The study purports to show that when counties attract a lot of shale gas drilling activity, they also attract a housing crisis because workers in the drilling industry make more money than non-drilling industry residents and are willing to pay more to rent housing.
The executive summary of the study says this: “Looking only at the data in the most active counties, we cannot conclude with 100 percent certainty that housing is in crisis.” A few sentences later after explaining why they can’t know for certain, we get this statement: “…we find that in the most active drilling counties a crisis exists.” First they can’t know, then they can. How can they know when they don’t know? Only when they don’t look at their own data but go “off data” and factor in anecdotal evidence (stories) found in the interview process. That is, when they violate their own methodology, and use anecdotes, then they can confidently claim, “There’s a crisis.” Such is the way with academe (and politicians).

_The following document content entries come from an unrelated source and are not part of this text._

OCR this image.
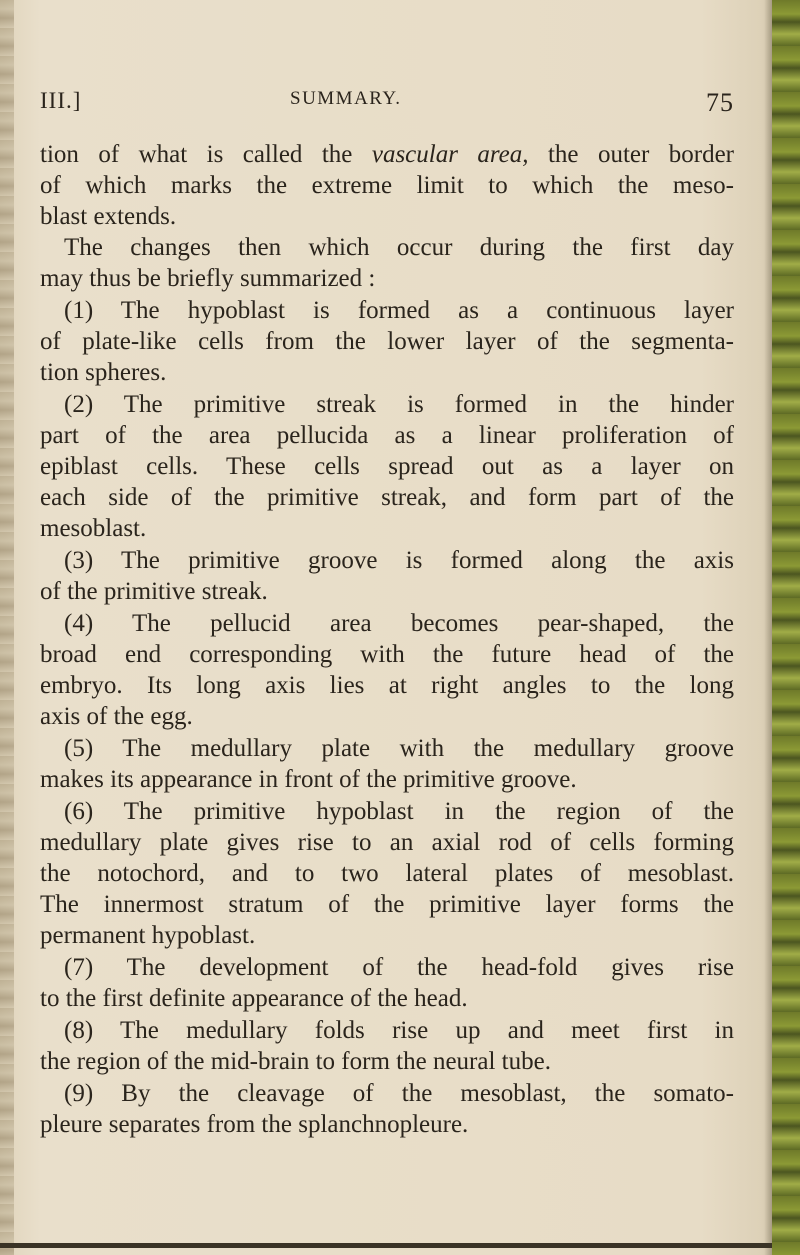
III.]	SUMMARY.	75
tion of what is called the vascular area, the outer border
of which marks the extreme limit to which the meso-
blast extends.
The changes then which occur during the first day
may thus be briefly summarized :
(1) The hypoblast is formed as a continuous layer
of plate-like cells from the lower layer of the segmenta-
tion spheres.
(2) The primitive streak is formed in the hinder
part of the area pellucida as a linear proliferation of
epiblast cells. These cells spread out as a layer on
each side of the primitive streak, and form part of the
mesoblast.
(3) The primitive groove is formed along the axis
of the primitive streak.
(4) The pellucid area becomes pear-shaped, the
broad end corresponding with the future head of the
embryo. Its long axis lies at right angles to the long
axis of the egg.
(5) The medullary plate with the medullary groove
makes its appearance in front of the primitive groove.
(6) The primitive hypoblast in the region of the
medullary plate gives rise to an axial rod of cells forming
the notochord, and to two lateral plates of mesoblast.
The innermost stratum of the primitive layer forms the
permanent hypoblast.
(7) The development of the head-fold gives rise
to the first definite appearance of the head.
(8) The medullary folds rise up and meet first in
the region of the mid-brain to form the neural tube.
(9) By the cleavage of the mesoblast, the somato-
pleure separates from the splanchnopleure.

The biggest problem identified is affordable housing. The study claims that rents have gone up 100-150 percent in some areas, making it difficult for “locals” to find affordable housing. Worse yet (for the study’s authors), people on welfare can’t find affordable housing and have to move out of the area. In one area social services has been giving out tents for people to live in, and (gasp) the money is almost gone to buy tents!
Yes folks, you see, the problem is, when gas drilling comes to town, it just brings too much prosperity, and God help us all if we actually have too much prosperity goin’ on out there.
The report’s recommendations to fix the problem? Socialist rent control policies to force those nasty landlords to take less money. Let’s take what has failed in other places like New York City—rent control—and try it here, because it sounds good and makes us feel good about ourselves.
MDN’s view: From the obvious sarcastic tone, you know we think this is bunkum. Are there legitimate concerns that housing becomes tight for a time? Sure. What’s the answer? The free market! Although the free market doesn’t work fast enough for some, give it a year or two and entrepreneurs will see there’s an opportunity and new housing will become available. New apartments and homes will be built, older facilities like abandoned schools and warehouses will be converted, some will even rent out spare bedrooms—in other words, supply will catch up with demand. What we don’t need is more failed central planning. We see how well that’s working out on the national level.